Berlin Diaries: 1940-1945 by Marie Vassiltchikov. This is one of the few contemporaneous accounts of life in Berlin under the severe Allied bombing. Marie, or Missie, was a royal (she reminds us several times) white Russian princess, who lived through this terrible period of time with the greatest of aplomb. She was young and beautiful and related to the all the royalty of Europe. Her diary is funny, sad, incredibly descriptive and fascinating to read.
 
When I Was A German 1934-1945: An Englishwoman in Nazi Germany by Christabel Bielenberg. This is one of the more haunting memoirs to come out of the war. The author married a young German attorney and lived in Germany throughout the war.  Her husband was involved in several plots to kill Hitler and was arrested by the Gestapo and put into a concentration camp. He barely escaped execution. Her viewpoint is completely different and makes a fascinating difference in how she experienced World War Two.

Books by journalists also provide excellent feel of daily life since they are professional observers and report on subjects such as how the rationing system worked, what color were the rationing cards, how much things cost, how one made a telephone call, what people looked like, their mood, what they wore.

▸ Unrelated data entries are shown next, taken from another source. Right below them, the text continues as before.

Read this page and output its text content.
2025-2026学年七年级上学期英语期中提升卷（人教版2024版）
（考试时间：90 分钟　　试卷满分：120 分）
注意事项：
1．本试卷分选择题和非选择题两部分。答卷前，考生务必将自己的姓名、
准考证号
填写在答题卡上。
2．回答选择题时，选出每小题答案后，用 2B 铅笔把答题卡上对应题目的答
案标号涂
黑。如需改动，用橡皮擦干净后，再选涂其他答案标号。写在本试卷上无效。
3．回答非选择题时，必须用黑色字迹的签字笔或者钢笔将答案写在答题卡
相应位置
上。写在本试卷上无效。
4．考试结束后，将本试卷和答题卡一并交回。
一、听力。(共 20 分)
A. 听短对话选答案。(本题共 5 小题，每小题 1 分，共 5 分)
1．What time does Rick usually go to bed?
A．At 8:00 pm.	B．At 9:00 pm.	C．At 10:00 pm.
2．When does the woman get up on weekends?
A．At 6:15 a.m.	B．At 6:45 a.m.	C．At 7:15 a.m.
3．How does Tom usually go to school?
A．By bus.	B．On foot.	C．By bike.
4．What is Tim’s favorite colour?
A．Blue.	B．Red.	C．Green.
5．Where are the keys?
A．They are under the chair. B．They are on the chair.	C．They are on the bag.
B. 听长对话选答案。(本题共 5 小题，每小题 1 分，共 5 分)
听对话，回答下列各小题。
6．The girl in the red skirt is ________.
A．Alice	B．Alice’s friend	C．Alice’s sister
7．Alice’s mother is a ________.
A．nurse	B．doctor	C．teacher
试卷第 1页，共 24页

If you are interested in those types of details, I recommend: Into the Darkness by Lothrop Stoddard and Assignment to Berlin by Harry W. Flannery, a CBS Radio News Correspondent.

I don’t use websites for in depth research. I mainly use them to check a specific technical fact. Very few websites footnote their sources so you don’t know where their information comes from or who wrote it. When researching, I approach the web with caution. It can be a useful tool but is in no way a substitute for books by scholars.